Почему они подрались? Кто начал первый? Что Демид сказал отцу?
Моя провальная попытка шантажа оказалась настолько жалкой, что я испытываю в отношении себя настоящий испанский стыд.
Я знала, что он так отреагирует, знала и понимала. И все равно полезла со своими дешевыми угрозами.
Идиотка.
Теперь Демид будет считать, что я нарочно пришла к нему для секса. Намеренно подловила, чтобы потом шантажировать. Мне даже возразить нечего. Вся моя ложь про общагу и бедную студентку кричит в пользу этой версии.
Наконец двери распахиваются, и у меня сердце взлетает к гортани. Кажется, если не поймаю, вылетит наружу, и я пытаюсь сдержать его, сжимая ладонями горло.
Первым выходит Демид. На секунду задерживается на мне взглядом, и сердце ухает обратно в вязкий омут отчаяния и страха. У него на губе кровоподтек, но в целом видимых повреждений нет.
От облегчения становится еще хуже. Ноги подкашиваются, тело бьет крупная дрожь. Я боялась, что отец его убьет. У него в сейфе есть пистолет, но и Ольшанский насколько я помню любит носить с собой оружие.
И это я их между собой стравила…
Демид разворачивается и идет к двери. Следом из кабинета появляется отец. Пригвождает к полу тяжелым взглядом, я и забыла, что он у него может таким быть.
На отца страшно смотреть. Он похож на вставшего из могилы мертвеца — бледный, с бескровными покусанными губами. Что ж такого наговорил ему Ольшанский?
— Арина, — хрипло говорит отец, — он говорит правду? Он тебя не насиловал? Ты с ним… по своей воле?
Сильнее прижимаю ладони к горлу и киваю. Правда, папа. Демид останавливается у двери, но продолжает стоять спиной.
— Скажи, ты действительно это сделала, потому что… потому что не хотела, чтобы я узнал? Про отель… И надеялась нагнуть Демида?
Молчу. Не киваю, но и не отрицаю. Просто стою и смотрю ему в глаза.
— Глеб, не дави на нее, — доносится от двери грозный рык.
— Иди нахуй, Демид, я с дочерью разговариваю, — огрызается отец.

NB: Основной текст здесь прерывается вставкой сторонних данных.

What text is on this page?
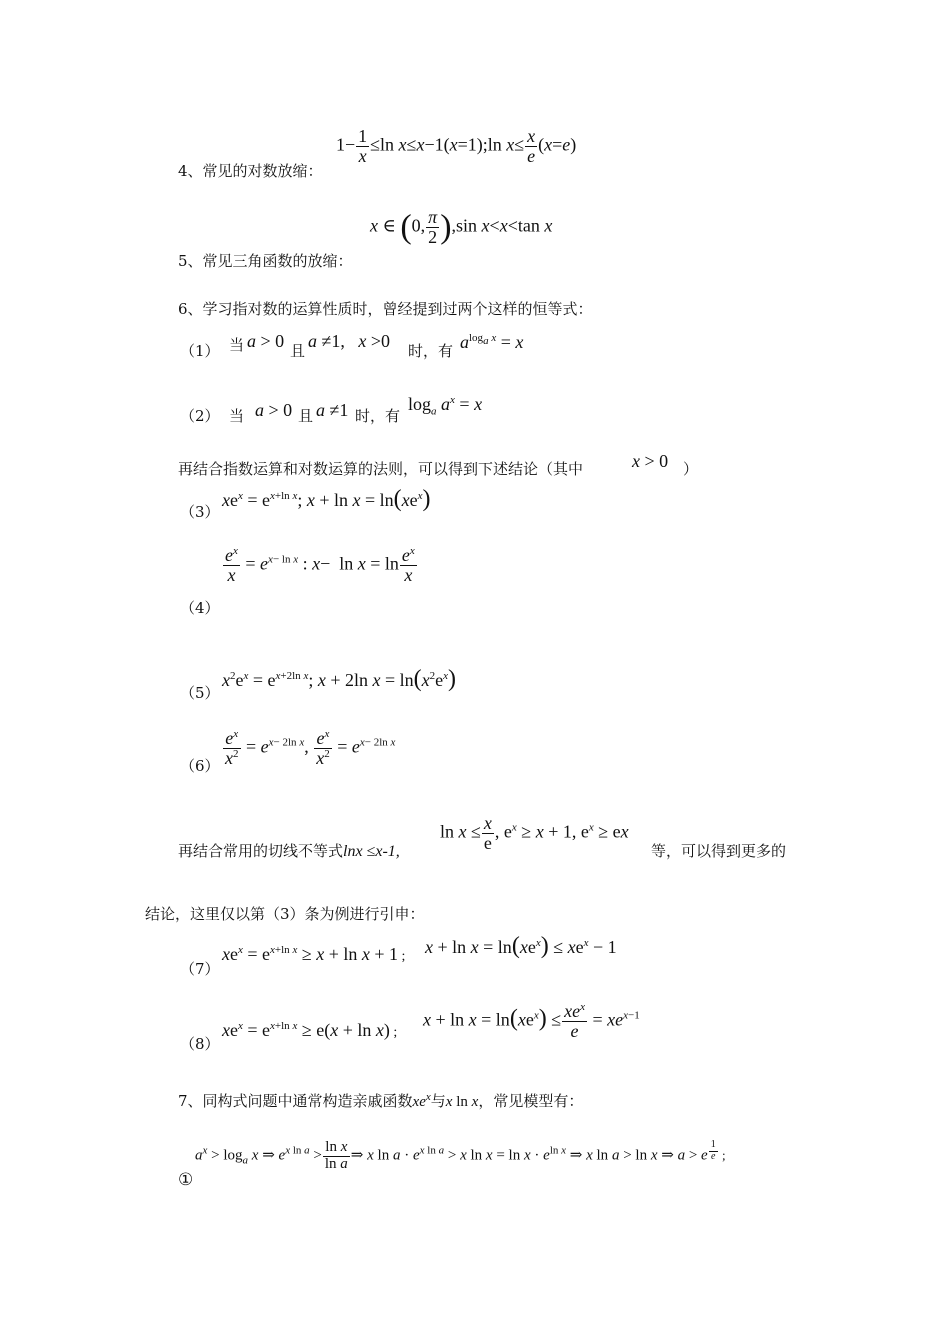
$1- \frac{1}{x} \le\ln$ x≤x−1(x=1);ln $x\le \frac{x}{e} (x=e)$
4、常见的对数放缩：
x ∈ (0, $\frac{\pi}{2} ),\sin$ x<x<tan x
5、常见三角函数的放缩：
6、学习指对数的运算性质时，曾经提到过两个这样的恒等式：
（1） 当 a > 0 且 a ≠1,   x >0 时，有 $a^{log_a x} = x$
（2） 当 a > 0 且 a ≠1 时，有
$\log_a a^x = x$
再结合指数运算和对数运算的法则，可以得到下述结论（其中	x > 0 ）
（3）
$xe^x = e^{x+ln x}$; $x + \ln x = \ln(xe^x)$
$\frac{e^x}{x} = e^{x- ln x}$ : $x- \ln x = \ln \frac{e^x}{x}$
（4）
（5）
$x^2e^x = e^{x+2ln x}$; x + 2ln $x = \ln(x^2e^x)$
$(6) \frac{e^x}{x^2} = e^{x- 2ln x}$, $\frac{e^x}{x^2} = e^{x- 2ln x}$
再结合常用的切线不等式lnx ≤x-1,
$\ln x \le \frac{x}{e}$ , $e^x \ge x + 1$, $e^x$ ≥ ex
等，可以得到更多的
结论，这里仅以第（3）条为例进行引申：
（7）
$xe^x = e^{x+ln x} \ge x + \ln x + 1$ ; $x + \ln x = \ln(xe^x) \le xe^x - 1$
（8）
$xe^x = e^{x+ln x} \ge e(x + \ln x)$ ;
$x + \ln x = \ln(xe^x) \le \frac{xe^x}{e} = xe^{x-1}$
7、同构式问题中通常构造亲戚函数$xe^x$与x ln x，常见模型有：
①
$a^x > \log_a x$ ⇒ $e^{x ln a} > \frac{\text{ln x}}{\text{ln a}}$ ⇒ x $\ln a \cdot e^{x ln a} > x$ $\ln x = \ln x \cdot e^{ln x}$ ⇒ x ln a > ln x ⇒ a > e $^{\frac{1}{e}}$ ;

На моих глазах рушится и осыпается фасад, который раньше был моим папой. Теперь я верю, что человек, который стоит передо мной — друг Демида Ольшанского. У них в глазах горит один и тот же огонь.
Чувствую на себе пронизывающий взгляд, поворачиваю голову. Демид выжидающе смотрит исподлобья, нахмурив брови.
Ну как сказать, что нет, не поэтому? А потому что он мне понравился? Как можно такое говорить, когда он вот так смотрит? Это же фактически признаться в любви. Да я скорее язык себе откушу.
Но и чтобы считал меня расчетливой дрянью, тоже не хочу.
— Я приехала чтобы вернуть ему футболку, папа, — с трудом шевелю пересохшими губами. — Просто так получилось…
У Ольшанского дергается кадык, отец закрывает глаза.
— Уходи, Демид, — говорит сухо, — а ты иди собирай вещи. Завтра Иван отвезет тебя в аэропорт, в два часа самолет.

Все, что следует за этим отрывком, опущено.